The procedure involves using the aligned model from the previous step as the reference and target model for the current step, enhancing the alignment model's performance by using a lower bound that is already aligned to preferences to some extent. This method effectively contrasts with traditional methods that might rely on weaker, unaligned datasets.

Experimental Evaluation

The sDPO method was evaluated using models such as Mistral-7B-OpenOrca and OpenHermes-2.5-Mistral-7B, which are known for their performance efficiency. Significantly, the new approach exhibited superior performance by achieving higher H4 scores than models with substantially more parameters. The paper presented compelling quantitative results; for instance, the use of Intel-7B-DPO as the reference model resulted in top performance metrics, demonstrating the importance of the initial alignment level of reference models.

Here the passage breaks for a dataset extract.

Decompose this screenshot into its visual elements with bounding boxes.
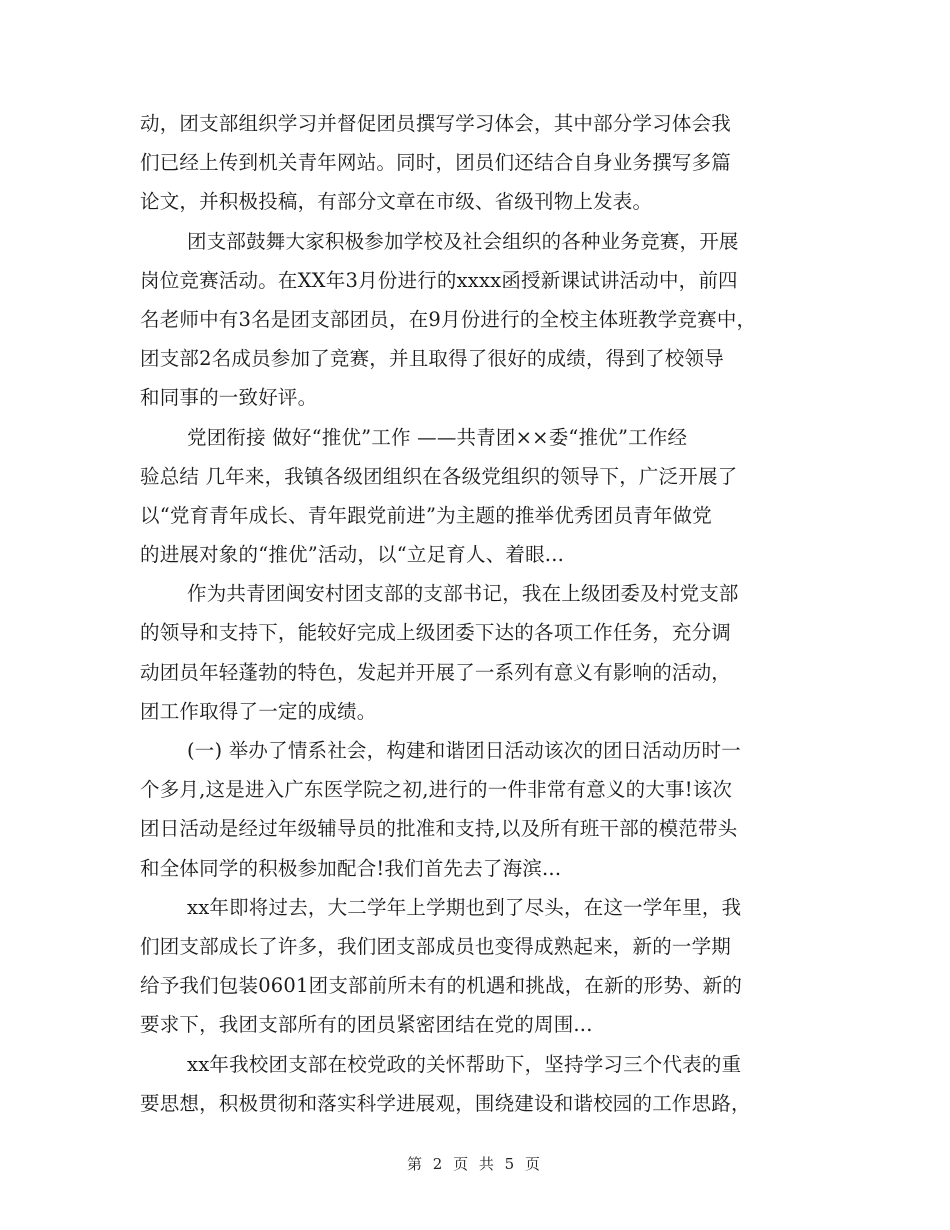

Further empirical assessment using multiple benchmark tasks from the HuggingFace Open LLM Leaderboard corroborated the enhanced performance of models trained with sDPO, with noticeable improvements in truthfulness and alignment, as reflected in the TruthfulQA scores.

Implications and Future Directions

From a theoretical perspective, the sDPO method refines the understanding of curriculum learning in LLM training, where models are exposed incrementally to more challenging datasets. Practically, this method presents a scalable and effective solution for achieving optimal model alignment without resorting to excessively large model architectures or datasets.

The future implications of sDPO are wide-reaching. By refining the use of existing preference datasets and enhancing model alignment incrementally, this method sets a foundation for exploring new strategies in preference optimization. An open question remains regarding the optimal segmentation of preference datasets for maximizing performance, a query that may drive the next phase of research.

In summary, the paper provides a comprehensive analysis of how stepwise preference dataset utilization can enhance LLM alignment tuning, placing sDPO as a compelling candidate for advancing AI alignment research. By leveraging more aligned reference models, sDPO offers a sophisticated approach that could influence future development practices in implementing alignment strategies in natural language processing.